Remember those old Speak & Spell toys with their distinctly robotic voices? Hardware enthusiast atomic14 just recreated something similar using a microcontroller that costs only 10 cents – the CH32V003, a tiny 8-pin chip with just 16KB of flash memory and 2KB of RAM.

The challenge was significant: this chip has extremely limited storage. A typical 6-second audio clip at basic quality would need about 96KB – six times more than the entire available memory. Even at 8-bit quality, it would still be three times too large. And that's before accounting for the space needed for the playback code itself.
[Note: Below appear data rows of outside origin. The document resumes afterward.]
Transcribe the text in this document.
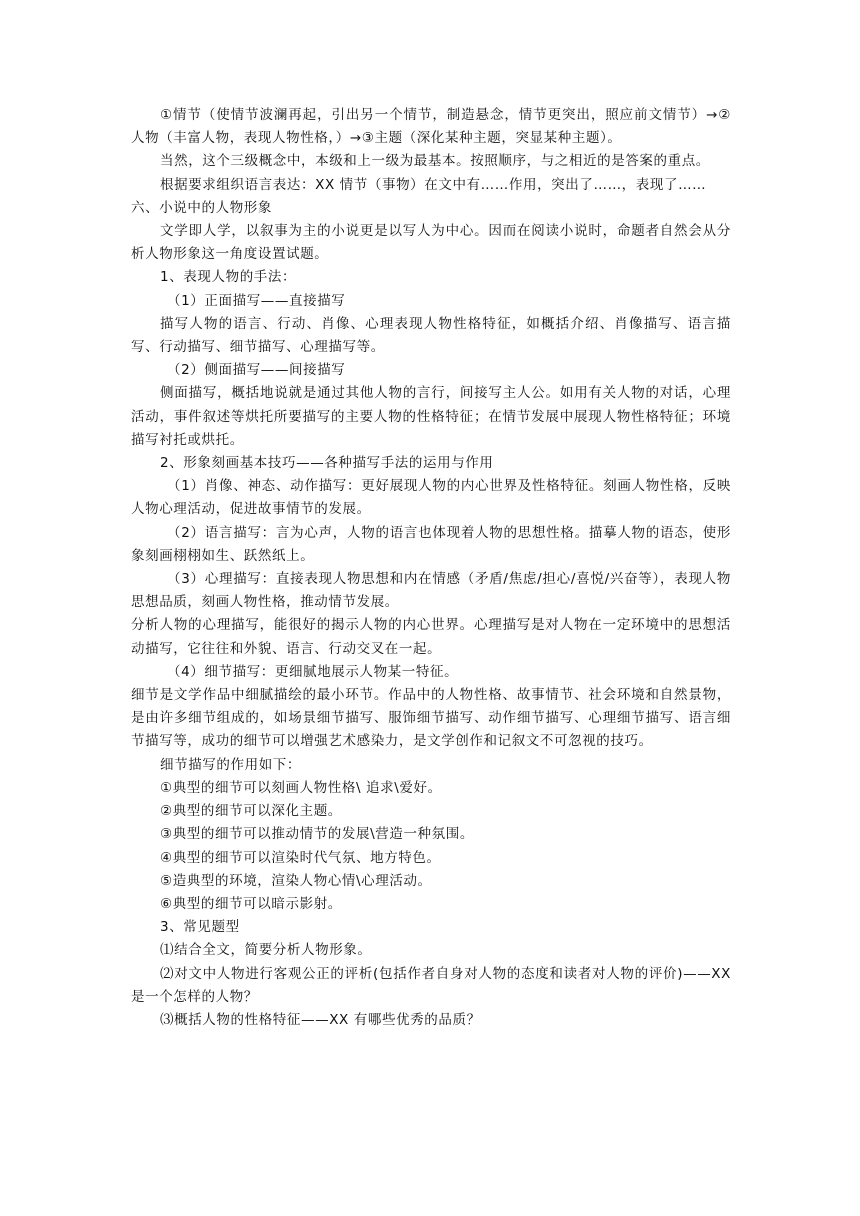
①情节（使情节波澜再起，引出另一个情节，制造悬念，情节更突出，照应前文情节）→②人物（丰富人物，表现人物性格，）→③主题（深化某种主题，突显某种主题）。

当然，这个三级概念中，本级和上一级为最基本。按照顺序，与之相近的是答案的重点。

根据要求组织语言表达：XX 情节（事物）在文中有……作用，突出了……，表现了……

六、小说中的人物形象

文学即人学，以叙事为主的小说更是以写人为中心。因而在阅读小说时，命题者自然会从分析人物形象这一角度设置试题。

1、表现人物的手法：

（1）正面描写——直接描写

描写人物的语言、行动、肖像、心理表现人物性格特征，如概括介绍、肖像描写、语言描写、行动描写、细节描写、心理描写等。

（2）侧面描写——间接描写

侧面描写，概括地说就是通过其他人物的言行，间接写主人公。如用有关人物的对话，心理活动，事件叙述等烘托所要描写的主要人物的性格特征；在情节发展中展现人物性格特征；环境描写衬托或烘托。

2、形象刻画基本技巧——各种描写手法的运用与作用

（1）肖像、神态、动作描写：更好展现人物的内心世界及性格特征。刻画人物性格，反映人物心理活动，促进故事情节的发展。

（2）语言描写：言为心声，人物的语言也体现着人物的思想性格。描摹人物的语态，使形象刻画栩栩如生、跃然纸上。

（3）心理描写：直接表现人物思想和内在情感（矛盾/焦虑/担心/喜悦/兴奋等），表现人物思想品质，刻画人物性格，推动情节发展。

分析人物的心理描写，能很好的揭示人物的内心世界。心理描写是对人物在一定环境中的思想活动描写，它往往和外貌、语言、行动交叉在一起。

（4）细节描写：更细腻地展示人物某一特征。

细节是文学作品中细腻描绘的最小环节。作品中的人物性格、故事情节、社会环境和自然景物，是由许多细节组成的，如场景细节描写、服饰细节描写、动作细节描写、心理细节描写、语言细节描写等，成功的细节可以增强艺术感染力，是文学创作和记叙文不可忽视的技巧。

细节描写的作用如下：

①典型的细节可以刻画人物性格\ 追求\爱好。

②典型的细节可以深化主题。

③典型的细节可以推动情节的发展\营造一种氛围。

④典型的细节可以渲染时代气氛、地方特色。

⑤造典型的环境，渲染人物心情\心理活动。

⑥典型的细节可以暗示影射。

3、常见题型

⑴结合全文，简要分析人物形象。

⑵对文中人物进行客观公正的评析(包括作者自身对人物的态度和读者对人物的评价)——XX 是一个怎样的人物？

⑶概括人物的性格特征——XX 有哪些优秀的品质？
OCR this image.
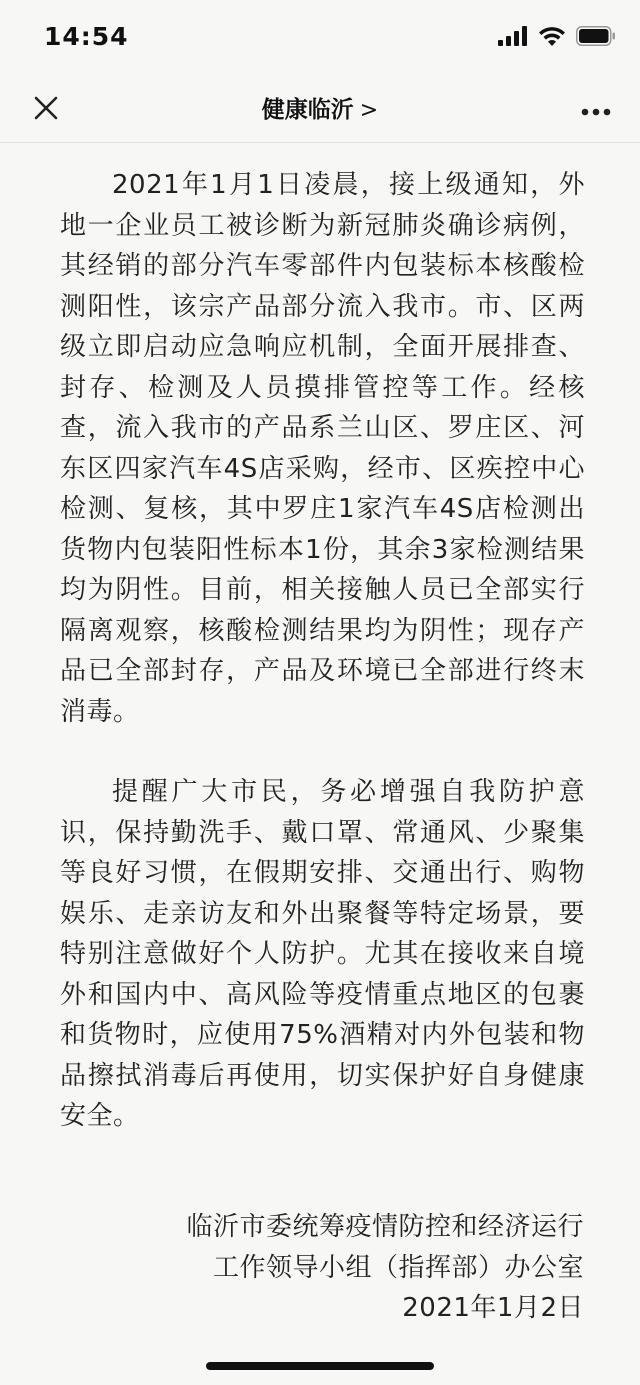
14:54
健康临沂 >

2021年1月1日凌晨，接上级通知，外地一企业员工被诊断为新冠肺炎确诊病例，其经销的部分汽车零部件内包装标本核酸检测阳性，该宗产品部分流入我市。市、区两级立即启动应急响应机制，全面开展排查、封存、检测及人员摸排管控等工作。经核查，流入我市的产品系兰山区、罗庄区、河东区四家汽车4S店采购，经市、区疾控中心检测、复核，其中罗庄1家汽车4S店检测出货物内包装阳性标本1份，其余3家检测结果均为阴性。目前，相关接触人员已全部实行隔离观察，核酸检测结果均为阴性；现存产品已全部封存，产品及环境已全部进行终末消毒。

提醒广大市民，务必增强自我防护意识，保持勤洗手、戴口罩、常通风、少聚集等良好习惯，在假期安排、交通出行、购物娱乐、走亲访友和外出聚餐等特定场景，要特别注意做好个人防护。尤其在接收来自境外和国内中、高风险等疫情重点地区的包裹和货物时，应使用75%酒精对内外包装和物品擦拭消毒后再使用，切实保护好自身健康安全。

临沂市委统筹疫情防控和经济运行
工作领导小组（指挥部）办公室
2021年1月2日
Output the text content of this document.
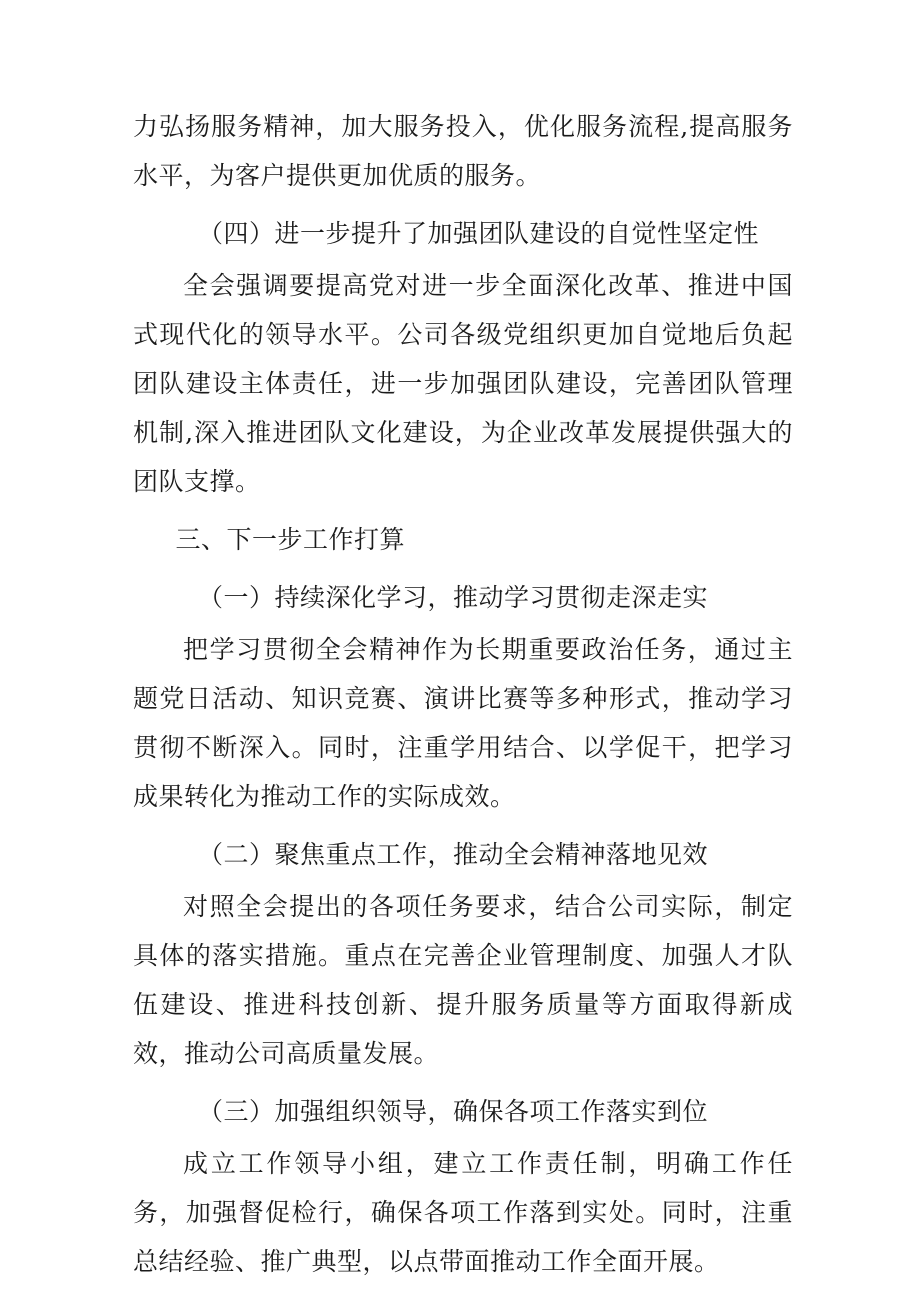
力弘扬服务精神，加大服务投入，优化服务流程,提高服务水平，为客户提供更加优质的服务。

（四）进一步提升了加强团队建设的自觉性坚定性

全会强调要提高党对进一步全面深化改革、推进中国式现代化的领导水平。公司各级党组织更加自觉地后负起团队建设主体责任，进一步加强团队建设，完善团队管理机制,深入推进团队文化建设，为企业改革发展提供强大的团队支撑。

三、下一步工作打算

（一）持续深化学习，推动学习贯彻走深走实

把学习贯彻全会精神作为长期重要政治任务，通过主题党日活动、知识竞赛、演讲比赛等多种形式，推动学习贯彻不断深入。同时，注重学用结合、以学促干，把学习成果转化为推动工作的实际成效。

（二）聚焦重点工作，推动全会精神落地见效

对照全会提出的各项任务要求，结合公司实际，制定具体的落实措施。重点在完善企业管理制度、加强人才队伍建设、推进科技创新、提升服务质量等方面取得新成效，推动公司高质量发展。

（三）加强组织领导，确保各项工作落实到位

成立工作领导小组，建立工作责任制，明确工作任务，加强督促检行，确保各项工作落到实处。同时，注重总结经验、推广典型，以点带面推动工作全面开展。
The solution involved testing multiple compression approaches. Standard 4-bit ADPCM compression still wasn't enough. Atomic14 eventually settled on 2-bit ADPCM, an aggressive compression format that stores audio at just 2 bits per sample – reducing a 6-second clip to under 12KB. That left enough room for both the audio data and the playback code. The decoder itself only takes about 1.3KB. While the quality is noticeably reduced, the audio remains surprisingly intelligible when played through a small speaker using PWM output as a basic digital-to-analog converter.
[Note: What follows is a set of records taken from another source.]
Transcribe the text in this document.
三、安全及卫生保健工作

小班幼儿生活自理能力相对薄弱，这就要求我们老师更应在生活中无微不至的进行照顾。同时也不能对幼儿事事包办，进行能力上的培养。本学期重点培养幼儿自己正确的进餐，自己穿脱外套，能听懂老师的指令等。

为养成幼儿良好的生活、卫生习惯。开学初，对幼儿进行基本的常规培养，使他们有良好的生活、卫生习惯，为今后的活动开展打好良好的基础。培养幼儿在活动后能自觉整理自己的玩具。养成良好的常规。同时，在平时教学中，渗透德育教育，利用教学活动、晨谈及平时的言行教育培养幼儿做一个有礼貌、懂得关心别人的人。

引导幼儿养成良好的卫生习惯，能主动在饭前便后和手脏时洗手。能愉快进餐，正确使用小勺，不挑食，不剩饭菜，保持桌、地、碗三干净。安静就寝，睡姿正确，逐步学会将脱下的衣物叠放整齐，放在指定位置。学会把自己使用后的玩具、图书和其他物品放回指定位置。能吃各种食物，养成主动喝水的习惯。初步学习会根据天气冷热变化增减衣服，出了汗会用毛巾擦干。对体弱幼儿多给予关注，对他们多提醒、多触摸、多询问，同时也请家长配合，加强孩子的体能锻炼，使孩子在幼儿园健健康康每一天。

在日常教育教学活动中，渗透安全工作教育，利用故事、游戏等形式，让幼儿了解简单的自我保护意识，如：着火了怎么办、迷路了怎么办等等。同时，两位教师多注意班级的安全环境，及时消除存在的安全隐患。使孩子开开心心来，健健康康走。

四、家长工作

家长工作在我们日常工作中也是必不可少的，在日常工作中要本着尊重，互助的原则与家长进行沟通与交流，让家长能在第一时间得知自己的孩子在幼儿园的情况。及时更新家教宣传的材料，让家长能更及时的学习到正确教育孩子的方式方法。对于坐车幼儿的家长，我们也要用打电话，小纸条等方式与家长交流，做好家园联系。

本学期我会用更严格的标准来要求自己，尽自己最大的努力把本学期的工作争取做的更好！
For longer speech, Atomic14 integrated something even more space-efficient: LPC (Linear Predictive Coding) speech synthesis, the same technology used in Texas Instruments chips from the late 1970s. This approach was famously used in the Speak & Spell and various arcade games. Instead of storing actual sound waves, LPC models how the human vocal tract produces speech, allowing entire words and phrases to be stored in just a few hundred bytes each. The result has that characteristic synthetic quality, but it's remarkably compact and functional.